Question

Median AM and CN of △ABC intersect at point O. What part of area of △ABC is the area of △AON?

Answer 1

Answer:

The area of △AON is one-sixth part of △ABC.

Step-by-step explanation:

Let the total area of △ABC be x.

Median divides the area of a triangle in two equal parts.

Since AM are CN are medians, therefore the area of △ACN, △BCN, △ABM and △ATM are equal, i.e., $\frac{x}{2}$.

The intersection point of medians is called centroid of the triangle. A centroid divides the median in 2:1.

Since CN is median and O is the centroid of the triangle, therefore CO:ON is 2:1.

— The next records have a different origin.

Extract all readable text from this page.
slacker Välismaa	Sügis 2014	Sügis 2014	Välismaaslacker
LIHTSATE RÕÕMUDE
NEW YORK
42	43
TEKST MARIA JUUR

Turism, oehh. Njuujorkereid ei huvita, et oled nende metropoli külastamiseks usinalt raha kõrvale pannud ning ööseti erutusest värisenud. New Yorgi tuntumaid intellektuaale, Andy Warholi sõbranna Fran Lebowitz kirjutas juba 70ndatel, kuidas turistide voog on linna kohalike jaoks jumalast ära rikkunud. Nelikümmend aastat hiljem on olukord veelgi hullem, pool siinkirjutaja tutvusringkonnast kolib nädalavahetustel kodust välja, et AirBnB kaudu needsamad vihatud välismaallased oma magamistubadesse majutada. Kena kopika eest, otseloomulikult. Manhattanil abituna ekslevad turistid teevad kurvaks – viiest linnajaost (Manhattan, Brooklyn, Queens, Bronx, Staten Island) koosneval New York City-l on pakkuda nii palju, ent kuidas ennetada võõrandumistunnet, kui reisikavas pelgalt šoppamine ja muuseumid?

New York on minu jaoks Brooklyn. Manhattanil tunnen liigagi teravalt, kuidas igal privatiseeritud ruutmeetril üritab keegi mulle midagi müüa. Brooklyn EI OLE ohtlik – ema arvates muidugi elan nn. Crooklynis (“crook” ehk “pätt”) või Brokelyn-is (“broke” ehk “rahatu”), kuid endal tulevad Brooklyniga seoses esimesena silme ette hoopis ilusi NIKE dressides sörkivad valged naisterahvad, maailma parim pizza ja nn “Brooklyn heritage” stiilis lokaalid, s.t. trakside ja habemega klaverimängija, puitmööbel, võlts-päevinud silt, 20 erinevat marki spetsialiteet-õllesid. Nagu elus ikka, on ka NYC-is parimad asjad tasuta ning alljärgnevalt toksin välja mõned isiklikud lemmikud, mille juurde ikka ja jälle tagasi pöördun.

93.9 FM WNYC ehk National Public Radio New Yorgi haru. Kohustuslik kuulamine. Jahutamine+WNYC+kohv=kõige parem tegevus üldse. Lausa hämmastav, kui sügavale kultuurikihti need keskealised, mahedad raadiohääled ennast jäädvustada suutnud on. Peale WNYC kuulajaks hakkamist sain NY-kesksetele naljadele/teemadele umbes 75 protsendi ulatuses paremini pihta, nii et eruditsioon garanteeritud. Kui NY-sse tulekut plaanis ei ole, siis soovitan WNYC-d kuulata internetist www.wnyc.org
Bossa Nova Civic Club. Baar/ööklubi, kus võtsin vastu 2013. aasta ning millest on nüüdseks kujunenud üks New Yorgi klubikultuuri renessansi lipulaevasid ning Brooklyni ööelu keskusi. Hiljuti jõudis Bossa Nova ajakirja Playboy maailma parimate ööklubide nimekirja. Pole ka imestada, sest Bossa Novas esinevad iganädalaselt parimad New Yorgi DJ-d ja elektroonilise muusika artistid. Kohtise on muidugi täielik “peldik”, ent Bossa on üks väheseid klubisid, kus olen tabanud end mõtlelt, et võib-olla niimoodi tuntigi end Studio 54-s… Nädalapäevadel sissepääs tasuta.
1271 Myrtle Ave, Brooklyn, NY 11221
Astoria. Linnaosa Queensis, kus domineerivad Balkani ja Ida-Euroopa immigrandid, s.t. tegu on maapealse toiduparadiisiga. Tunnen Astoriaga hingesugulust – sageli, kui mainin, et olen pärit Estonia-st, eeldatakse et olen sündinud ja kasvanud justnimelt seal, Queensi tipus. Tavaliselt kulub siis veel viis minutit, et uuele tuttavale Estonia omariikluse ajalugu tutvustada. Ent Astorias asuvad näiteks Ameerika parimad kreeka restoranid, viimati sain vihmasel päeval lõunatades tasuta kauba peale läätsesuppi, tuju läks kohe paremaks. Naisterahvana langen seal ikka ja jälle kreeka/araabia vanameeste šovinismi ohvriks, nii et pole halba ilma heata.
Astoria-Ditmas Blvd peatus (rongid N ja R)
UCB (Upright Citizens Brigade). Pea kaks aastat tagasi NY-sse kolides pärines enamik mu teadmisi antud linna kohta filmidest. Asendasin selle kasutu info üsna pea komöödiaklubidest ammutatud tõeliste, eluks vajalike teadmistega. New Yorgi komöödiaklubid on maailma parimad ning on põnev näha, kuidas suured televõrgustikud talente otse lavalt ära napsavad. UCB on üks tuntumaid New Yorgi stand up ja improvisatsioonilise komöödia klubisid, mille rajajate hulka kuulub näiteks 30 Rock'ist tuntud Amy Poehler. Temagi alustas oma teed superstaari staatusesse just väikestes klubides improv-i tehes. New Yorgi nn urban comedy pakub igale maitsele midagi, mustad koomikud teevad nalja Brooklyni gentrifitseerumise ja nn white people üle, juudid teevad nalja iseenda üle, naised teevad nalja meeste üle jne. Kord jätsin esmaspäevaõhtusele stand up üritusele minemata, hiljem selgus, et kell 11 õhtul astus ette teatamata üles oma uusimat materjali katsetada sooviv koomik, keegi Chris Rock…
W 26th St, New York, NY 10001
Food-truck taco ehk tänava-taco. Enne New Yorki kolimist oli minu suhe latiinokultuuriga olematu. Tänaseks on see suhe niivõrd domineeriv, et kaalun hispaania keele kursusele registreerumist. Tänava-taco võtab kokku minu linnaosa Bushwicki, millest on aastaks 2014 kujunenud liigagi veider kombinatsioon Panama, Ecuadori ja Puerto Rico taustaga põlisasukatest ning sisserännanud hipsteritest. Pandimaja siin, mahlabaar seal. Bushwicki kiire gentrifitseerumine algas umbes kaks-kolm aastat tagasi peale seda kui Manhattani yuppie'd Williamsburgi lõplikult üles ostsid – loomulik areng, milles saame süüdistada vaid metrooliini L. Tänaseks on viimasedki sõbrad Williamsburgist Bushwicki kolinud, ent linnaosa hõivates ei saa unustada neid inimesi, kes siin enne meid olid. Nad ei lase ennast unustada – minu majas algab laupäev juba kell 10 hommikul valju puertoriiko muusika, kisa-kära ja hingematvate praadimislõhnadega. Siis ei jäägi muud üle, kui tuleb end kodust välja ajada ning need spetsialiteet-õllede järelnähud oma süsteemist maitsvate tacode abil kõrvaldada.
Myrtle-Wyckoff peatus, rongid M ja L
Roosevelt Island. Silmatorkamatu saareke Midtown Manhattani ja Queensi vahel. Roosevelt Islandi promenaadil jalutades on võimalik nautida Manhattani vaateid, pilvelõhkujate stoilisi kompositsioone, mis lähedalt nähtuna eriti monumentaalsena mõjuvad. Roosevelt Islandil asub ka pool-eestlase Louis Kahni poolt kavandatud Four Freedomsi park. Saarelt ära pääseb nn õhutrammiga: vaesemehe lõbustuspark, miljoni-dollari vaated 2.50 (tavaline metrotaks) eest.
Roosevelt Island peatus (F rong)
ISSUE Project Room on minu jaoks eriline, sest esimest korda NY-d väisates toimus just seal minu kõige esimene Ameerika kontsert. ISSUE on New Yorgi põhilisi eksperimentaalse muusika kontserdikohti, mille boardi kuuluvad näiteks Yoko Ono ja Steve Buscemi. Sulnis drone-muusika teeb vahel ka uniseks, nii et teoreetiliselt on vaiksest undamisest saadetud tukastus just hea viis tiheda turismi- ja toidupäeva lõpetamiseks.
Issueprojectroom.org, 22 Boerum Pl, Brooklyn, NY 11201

Draw a perpendicular on CN from A.

$\frac{\text{Area of }\triangle ANO}{\text{Area of }\triangle ACN}=\frac{\frac{1}{2}\times ON\times h}{\frac{1}{2}\times CN\times h}=\frac{1}{3}$

Therefore the area of △AON is one-third of △ACN.

$\text{Area of }\triangle ANO=\frac{1}{3}\times\text{Area of }\triangle ACN$

$\text{Area of }\triangle ANO=\frac{1}{3}\times\frac{x}{2}$

$\text{Area of }\triangle ANO=\frac{x}{6}$

The area of ANO is $\frac{x}{6}$. Therefore the area of △AON is one-sixth part of △ABC.